Select a Holdout amount. For this example you are holding out 1% of your audience.
Select a Statistical approach of Bayesian or frequentist.
- If you selected a statistical approach of Bayesian, select a preset or Custom success threshold.
- If you selected a statistical approach of frequentist, select:
  - a Significance level.
  - a one-sided or two-sided Direction of hypothesis test.
Scroll to the top of the page and click Save.

Here is what your holdout will look like:

The details page for a holdout with no experiments added yet.

Decide which experiments to add to the holdout

You can add experiments to your holdout when you create them. When deciding which experiments to add to a holdout, think about whether you want to measure the effectiveness of your Experimentation program as a whole, or only for a subset of your business.

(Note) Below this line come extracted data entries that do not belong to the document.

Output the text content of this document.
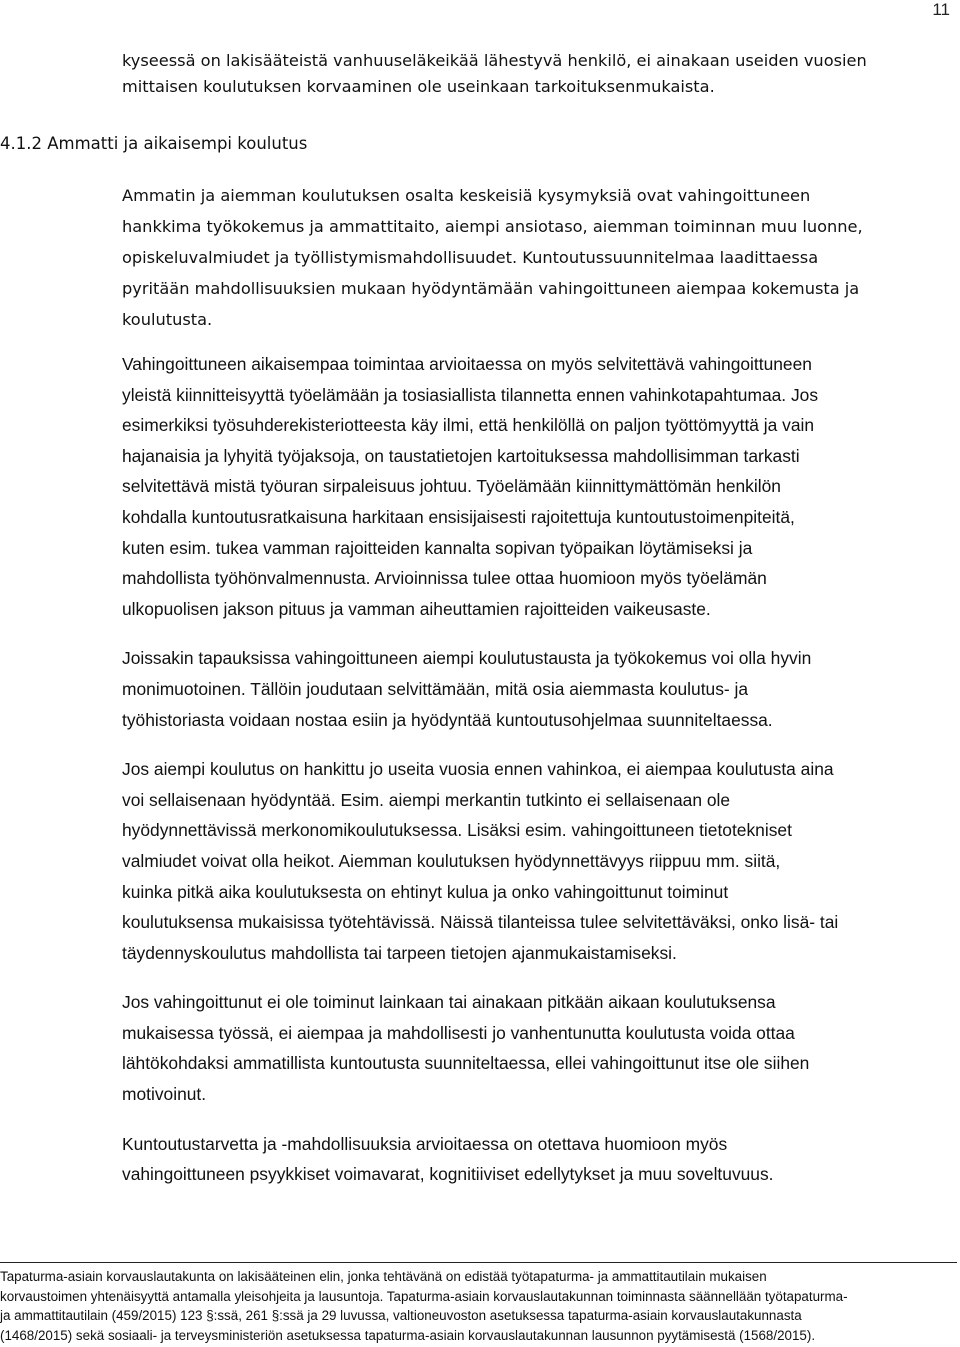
11
kyseessä on lakisääteistä vanhuuseläkeikää lähestyvä henkilö, ei ainakaan useiden vuosien
mittaisen koulutuksen korvaaminen ole useinkaan tarkoituksenmukaista.
4.1.2 Ammatti ja aikaisempi koulutus
Ammatin ja aiemman koulutuksen osalta keskeisiä kysymyksiä ovat vahingoittuneen
hankkima työkokemus ja ammattitaito, aiempi ansiotaso, aiemman toiminnan muu luonne,
opiskeluvalmiudet ja työllistymismahdollisuudet. Kuntoutussuunnitelmaa laadittaessa
pyritään mahdollisuuksien mukaan hyödyntämään vahingoittuneen aiempaa kokemusta ja
koulutusta.

Vahingoittuneen aikaisempaa toimintaa arvioitaessa on myös selvitettävä vahingoittuneen
yleistä kiinnitteisyyttä työelämään ja tosiasiallista tilannetta ennen vahinkotapahtumaa. Jos
esimerkiksi työsuhderekisteriotteesta käy ilmi, että henkilöllä on paljon työttömyyttä ja vain
hajanaisia ja lyhyitä työjaksoja, on taustatietojen kartoituksessa mahdollisimman tarkasti
selvitettävä mistä työuran sirpaleisuus johtuu. Työelämään kiinnittymättömän henkilön
kohdalla kuntoutusratkaisuna harkitaan ensisijaisesti rajoitettuja kuntoutustoimenpiteitä,
kuten esim. tukea vamman rajoitteiden kannalta sopivan työpaikan löytämiseksi ja
mahdollista työhönvalmennusta. Arvioinnissa tulee ottaa huomioon myös työelämän
ulkopuolisen jakson pituus ja vamman aiheuttamien rajoitteiden vaikeusaste.

Joissakin tapauksissa vahingoittuneen aiempi koulutustausta ja työkokemus voi olla hyvin
monimuotoinen. Tällöin joudutaan selvittämään, mitä osia aiemmasta koulutus- ja
työhistoriasta voidaan nostaa esiin ja hyödyntää kuntoutusohjelmaa suunniteltaessa.

Jos aiempi koulutus on hankittu jo useita vuosia ennen vahinkoa, ei aiempaa koulutusta aina
voi sellaisenaan hyödyntää. Esim. aiempi merkantin tutkinto ei sellaisenaan ole
hyödynnettävissä merkonomikoulutuksessa. Lisäksi esim. vahingoittuneen tietotekniset
valmiudet voivat olla heikot. Aiemman koulutuksen hyödynnettävyys riippuu mm. siitä,
kuinka pitkä aika koulutuksesta on ehtinyt kulua ja onko vahingoittunut toiminut
koulutuksensa mukaisissa työtehtävissä. Näissä tilanteissa tulee selvitettäväksi, onko lisä- tai
täydennyskoulutus mahdollista tai tarpeen tietojen ajanmukaistamiseksi.

Jos vahingoittunut ei ole toiminut lainkaan tai ainakaan pitkään aikaan koulutuksensa
mukaisessa työssä, ei aiempaa ja mahdollisesti jo vanhentunutta koulutusta voida ottaa
lähtökohdaksi ammatillista kuntoutusta suunniteltaessa, ellei vahingoittunut itse ole siihen
motivoinut.

Kuntoutustarvetta ja -mahdollisuuksia arvioitaessa on otettava huomioon myös
vahingoittuneen psyykkiset voimavarat, kognitiiviset edellytykset ja muu soveltuvuus.

Tapaturma-asiain korvauslautakunta on lakisääteinen elin, jonka tehtävänä on edistää työtapaturma- ja ammattitautilain mukaisen
korvaustoimen yhtenäisyyttä antamalla yleisohjeita ja lausuntoja. Tapaturma-asiain korvauslautakunnan toiminnasta säännellään työtapaturma-
ja ammattitautilain (459/2015) 123 §:ssä, 261 §:ssä ja 29 luvussa, valtioneuvoston asetuksessa tapaturma-asiain korvauslautakunnasta
(1468/2015) sekä sosiaali- ja terveysministeriön asetuksessa tapaturma-asiain korvauslautakunnan lausunnon pyytämisestä (1568/2015).
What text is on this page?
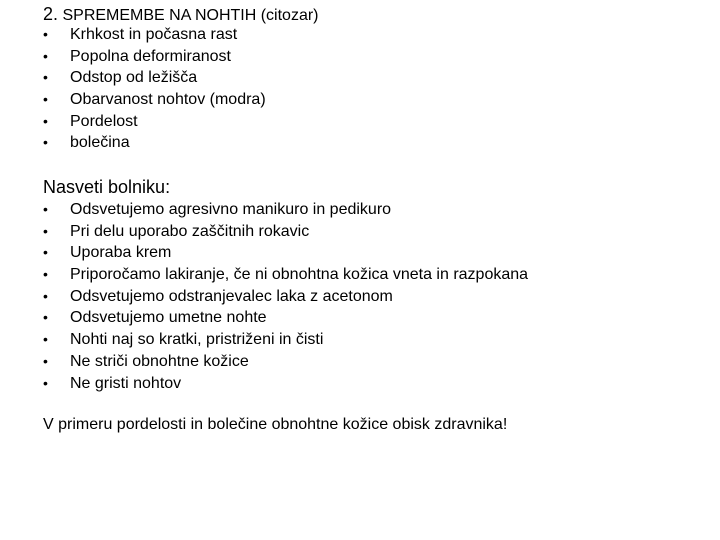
2. SPREMEMBE NA NOHTIH (citozar)
• Krhkost in počasna rast
• Popolna deformiranost
• Odstop od ležišča
• Obarvanost nohtov (modra)
• Pordelost
• bolečina
Nasveti bolniku:
• Odsvetujemo agresivno manikuro in pedikuro
• Pri delu uporabo zaščitnih rokavic
• Uporaba krem
• Priporočamo lakiranje, če ni obnohtna kožica vneta in razpokana
• Odsvetujemo odstranjevalec laka z acetonom
• Odsvetujemo umetne nohte
• Nohti naj so kratki, pristriženi in čisti
• Ne striči obnohtne kožice
• Ne gristi nohtov
V primeru pordelosti in bolečine obnohtne kožice obisk zdravnika!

In this example, you are adding only experiments related to front-end changes in your app such as pop-ups, different versions of copy, or different sign-up flows. You are not including experiments related to back-end changes that don’t have a direct affect on how customers interact with your app.

To learn how to add experiments to your holdout when you create them, read Creating experiments.

Read the results

At the end of the quarter, you can analyze your holdout experiments to understand how much of an impact your Experimentation program is having on your chosen metrics.

On the holdout details page, the “Results” section displays the results of the metric for two variations:

“In holdout” includes the contexts that were excluded from experiments within the holdout.
“Not in holdout” includes any contexts included in an experiment within the holdout.

You can see which variation is performing better if at least one of the experiments in the holdout is running. However, we don’t recommend making any decisions about your holdout experiment until all of the experiments within the holdout are finished and you have shipped winning variations for all of them. To learn how, read Analyzing experiments.

A holdout including experiments that are still running.

When you’re confident you have recorded enough data, you can stop the holdout and analyze its results. To do this, navigate to the holdout details page and click End. The contexts that were in the holdout will no longer be excluded from future experiments.

You can then make a decision about the results of your holdout based on which variation is performing better:

If the “Not in holdout” variation is performing better, then this means your experiments are overall having a positive impact on the metric.
If the “In holdout” variation is performing better, then this means your experiments are overall having a negative impact on the metric, and you may want to examine the experiments you’re running and the variations you’re testing to figure out how you can build better or more effective experiments.

Conclusion

In this guide you learned how to create a holdout experiment using a prerequisite flag to measure the overall impact of your Experimentation program. By assessing the impact of your experiments as a whole, you can fine-tune your audiences and the metrics you’re measuring, and ensure you’re getting the most value out of LaunchDarkly Experimentation.